Research & Development
Genentech to Present New Positive Data from Its Broad Cancer Immunotherapy Programme
10 October 2018 - - US-based biotechnology company Genentech will present new results from a number of studies across its oncology portfolio of approved and investigational medicines at the European Society for Medical Oncology 2018 Congress, taking place from October 19-23 in Munich, Germany, the company said.

Genentech is a member of Switzerland's Roche Group (SIX: RO) (OTCQX: RHHBY).

These data include positive Phase III results from Genentech's cancer immunotherapy development program across multiple tumor types, positive Alecensa (alectinib) data from the Phase III ALESIA study and new pivotal data for entrectinib, a tumor-agnostic investigational medicine that targets NTRK gene fusion-positive solid tumors.

Primary results will be presented from the positive, Phase III, randomized IMpassion130 study investigating Tecentriq plus chemotherapy (Abraxane [albumin-bound paclitaxel; nab-paclitaxel]) as an initial (first-line) treatment for people with unresectable locally advanced or metastatic triple-negative breast cancer, an aggressive type of the disease, which currently has limited treatment options. 

As reported earlier this year by Genentech, the combination of Tecentriq plus chemotherapy (nab-paclitaxel) significantly reduced the risk of disease worsening or death (progression-free survival, PFS) in the intention-to-treat and the PD-L1-positive populations, and showed an encouraging overall survival improvement at this interim analysis in people whose disease expresses the PD-L1 protein, a subgroup determined by PD-L1 biomarker testing.

Pivotal data from the positive Phase II STARTRK-2, Phase I STARTRK-1 and Phase I ALKA trials will be presented on entrectinib (RXDX-101) for the treatment of people with NTRK gene fusion-positive solid tumors. 

Molecular profiling and next-generation sequencing will play a critical role in identifying people most likely to benefit from entrectinib.

Genentech is combining comprehensive genomic profiling with precision medicines, like entrectinib, in order to offer patients more personalized healthcare solutions.

Entrectinib has been granted Breakthrough Therapy Designation by the US Food and Drug Administration for the treatment of NTRK gene fusion-positive, locally advanced or metastatic solid tumors in adult and pediatric patients who have either progressed following prior therapies or have no acceptable standard therapies.

Key data to be presented at ESMO cover advances from Genentech's lung cancer program, including a combination approach using the cancer immunotherapy Tecentriq with targeted therapies and a range of different chemotherapies.

OS and PFS data will be presented for the first time from the positive Phase III IMpower130 study, a multicenter, open-label, randomized study evaluating the efficacy and safety of Tecentriq in combination with chemotherapy (carboplatin and nab-paclitaxel) versus chemotherapy (carboplatin and nab-paclitaxel) alone for advanced non-squamous non-small cell lung cancer (NSCLC). 

PFS data will also be presented for the first time from the positive Phase III ALESIA study, a randomized, multicenter, open-label study evaluating the efficacy and safety of Alecensa versus crizotinib in Asian patients with treatment-naive anaplastic lymphoma kinase -positive advanced NSCLC. 

Updated data will be presented from a Phase Ib study assessing the safety and clinical activity of the combination of Tecentriq and Avastin (bevacizumab) as treatment for patients with unresectable or advanced hepatocellular carcinoma. HCC is an aggressive cancer with limited treatment options and a major cause of cancer deaths worldwide.

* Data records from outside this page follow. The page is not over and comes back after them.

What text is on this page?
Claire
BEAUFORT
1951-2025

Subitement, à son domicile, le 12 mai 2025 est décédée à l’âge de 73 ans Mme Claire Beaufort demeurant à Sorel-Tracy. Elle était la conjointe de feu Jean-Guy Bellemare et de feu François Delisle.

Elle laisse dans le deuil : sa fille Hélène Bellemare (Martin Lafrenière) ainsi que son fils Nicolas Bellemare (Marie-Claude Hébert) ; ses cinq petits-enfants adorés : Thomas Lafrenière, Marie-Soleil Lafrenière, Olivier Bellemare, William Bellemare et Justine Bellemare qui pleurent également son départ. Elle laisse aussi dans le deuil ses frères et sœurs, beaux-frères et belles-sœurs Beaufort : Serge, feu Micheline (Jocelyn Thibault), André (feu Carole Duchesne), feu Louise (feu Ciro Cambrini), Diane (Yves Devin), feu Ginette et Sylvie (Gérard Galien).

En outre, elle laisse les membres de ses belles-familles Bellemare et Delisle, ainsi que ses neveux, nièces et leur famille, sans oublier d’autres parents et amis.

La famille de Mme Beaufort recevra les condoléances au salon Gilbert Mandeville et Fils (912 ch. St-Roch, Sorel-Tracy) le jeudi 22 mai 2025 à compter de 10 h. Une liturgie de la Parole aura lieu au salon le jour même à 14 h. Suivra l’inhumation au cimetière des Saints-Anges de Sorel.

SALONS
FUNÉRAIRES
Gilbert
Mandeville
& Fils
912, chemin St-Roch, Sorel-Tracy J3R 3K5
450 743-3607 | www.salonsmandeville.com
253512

Earlier this summer the FDA granted BTD for Tecentriq in combination with Avastin as an initial (first-line) treatment for people with advanced or metastatic HCC. Data at ESMO include longer follow-up and data from patients with hepatitis B virus, a major driver of the disease. 

Neurotrophic tyrosine receptor kinase fusion-positive cancer occurs when the NTRK1/2/3 genes fuse with other genes, resulting in altered TRK proteins (TrKA/TrKB/TrKC) that can activate signaling pathways involved in proliferation of certain types of cancer.

NTRK gene fusions are tumor-agnostic, meaning they are present in tumors irrespective of site of origin. These fusions have been identified in a broad range of solid tumor types, including lung, head and neck, salivary, pancreatic, breast and thyroid.

There is a high unmet medical need for treatments for people with life-threatening and hard-to-treat NTRK fusion-positive tumors.

Tecentriq is a monoclonal antibody designed to bind with a protein called PD-L1. Tecentriq is designed to bind to PD-L1 expressed on tumor cells and tumor infiltrating immune cells, blocking its interactions with both PD-1 and B7.1 receptors. By inhibiting PD-L1, Tecentriq may enable the re-activation of T cells. Tecentriq may also affect normal cells.